Борона еще раз посмотрел на невоплощенный «институт сердца» и уже собирался идти к своему автобусу, запаркованному за территорией больницы, когда различил мужской голос: «Здравствуйте, Федор Данилович!» Врач оглянулся и увидел в метре от себя воспаленное лицо, омраченное свежими грубыми швами. Изуродованное лицо принадлежало невысокому худощавому мужчине в брезентовой плащпалатке, которую так любят использовать отечественные рыбаки.
— Здравствуйте, простите, не припомню ваше имя-отчество. — Федору хотелось внимательней вглядеться в лицо опознавшего его человека, но он полагал, в данной ситуации это может показаться бестактным, поэтому Борона довольно неопределенно уставился несколько поверх головы окликнувшего его мужчины. — Что с вами случилось?
— Да это так… не волнуйтесь.

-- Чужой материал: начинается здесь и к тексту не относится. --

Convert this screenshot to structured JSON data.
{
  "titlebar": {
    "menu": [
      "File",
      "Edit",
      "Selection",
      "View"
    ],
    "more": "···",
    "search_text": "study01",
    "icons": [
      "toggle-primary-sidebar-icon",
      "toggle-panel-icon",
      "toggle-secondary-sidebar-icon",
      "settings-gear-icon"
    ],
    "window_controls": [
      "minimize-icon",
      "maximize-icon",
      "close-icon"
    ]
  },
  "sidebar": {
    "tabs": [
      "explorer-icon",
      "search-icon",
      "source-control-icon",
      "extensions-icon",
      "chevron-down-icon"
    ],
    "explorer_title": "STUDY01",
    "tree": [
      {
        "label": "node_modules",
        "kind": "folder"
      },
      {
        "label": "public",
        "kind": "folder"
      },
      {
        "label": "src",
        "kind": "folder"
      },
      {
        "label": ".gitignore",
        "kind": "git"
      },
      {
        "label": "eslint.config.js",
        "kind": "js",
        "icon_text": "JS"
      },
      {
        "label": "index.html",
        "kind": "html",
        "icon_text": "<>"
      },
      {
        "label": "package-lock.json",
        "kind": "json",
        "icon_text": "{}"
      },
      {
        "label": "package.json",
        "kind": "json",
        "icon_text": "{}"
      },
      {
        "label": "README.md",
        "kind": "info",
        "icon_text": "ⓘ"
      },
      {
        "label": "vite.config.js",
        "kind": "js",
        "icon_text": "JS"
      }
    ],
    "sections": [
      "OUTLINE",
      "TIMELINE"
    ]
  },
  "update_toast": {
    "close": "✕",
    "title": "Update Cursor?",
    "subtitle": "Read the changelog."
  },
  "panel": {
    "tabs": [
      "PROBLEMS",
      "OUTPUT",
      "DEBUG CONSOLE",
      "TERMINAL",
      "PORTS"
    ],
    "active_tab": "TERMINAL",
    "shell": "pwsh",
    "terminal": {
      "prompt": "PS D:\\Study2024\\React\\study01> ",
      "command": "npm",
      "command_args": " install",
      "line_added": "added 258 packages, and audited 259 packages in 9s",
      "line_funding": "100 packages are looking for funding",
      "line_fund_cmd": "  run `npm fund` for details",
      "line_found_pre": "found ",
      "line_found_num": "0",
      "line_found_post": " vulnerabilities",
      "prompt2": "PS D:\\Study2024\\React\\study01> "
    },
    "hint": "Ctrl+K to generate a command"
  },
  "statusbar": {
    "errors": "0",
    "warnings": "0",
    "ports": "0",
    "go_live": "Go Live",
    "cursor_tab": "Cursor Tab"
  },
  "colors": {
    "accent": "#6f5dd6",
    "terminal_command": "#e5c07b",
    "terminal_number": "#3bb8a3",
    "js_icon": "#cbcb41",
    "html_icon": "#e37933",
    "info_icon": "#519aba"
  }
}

Скажем, на машине нужно осторожней ездить. — Мужчина попытался улыбнуться, отчего его лицо стало вызывать еще большее сочувствие. — Называйте меня Петром.
— Петр, вы здесь лежите? На лицевой хирургии, да? — Федор привычно собирался взять инициативу разговора в свои руки. — Вас, простите, кто оперировал?
— Да, на лицевой. — Петр шагнул еще ближе к педиатру и указал рукой на руины. — Вы не станете возражать, если я вам предложу немного пройтись? У меня к вам разговор.
— Конечно. А вам можно гулять? — Борона привык, что его в городе узнают, к нему подходят и обращаются с различными просьбами — от добычи лекарств до усыновления ребенка. Этот новый для Федора человек мог, по его мнению, быть связан с последними криминальными событиями в городе. Только вот кто он: свидетель, потерпевший или?.. — У вас не будет проблем?
— Вряд ли. — Петр двигался с левой стороны от педиатра, немного обгоняя спутника и с деланной рассеянностью, как показалось Данилычу, поводя головой в разные стороны. — Я хочу сделать вам некоторое предложение.
Федор подчинялся избранному Петром маршруту. Они вступили под своды «института сердца» и двинулись по бетонному полу. Весеннее солнце заливало доступное его пронзительным лучам пространство густым оранжевым светом, в остальных же местах скапливались иссиня-черные тени. Сверху сквозь щели в бетонных перекрытиях струилась талая вода от растопленного снега. Каждая капля сверкала в своем падении как драгоценный кристалл. Ударяясь о бетонный пол, капли издавали мелодичный звон. Это было очень красиво и даже сказочно.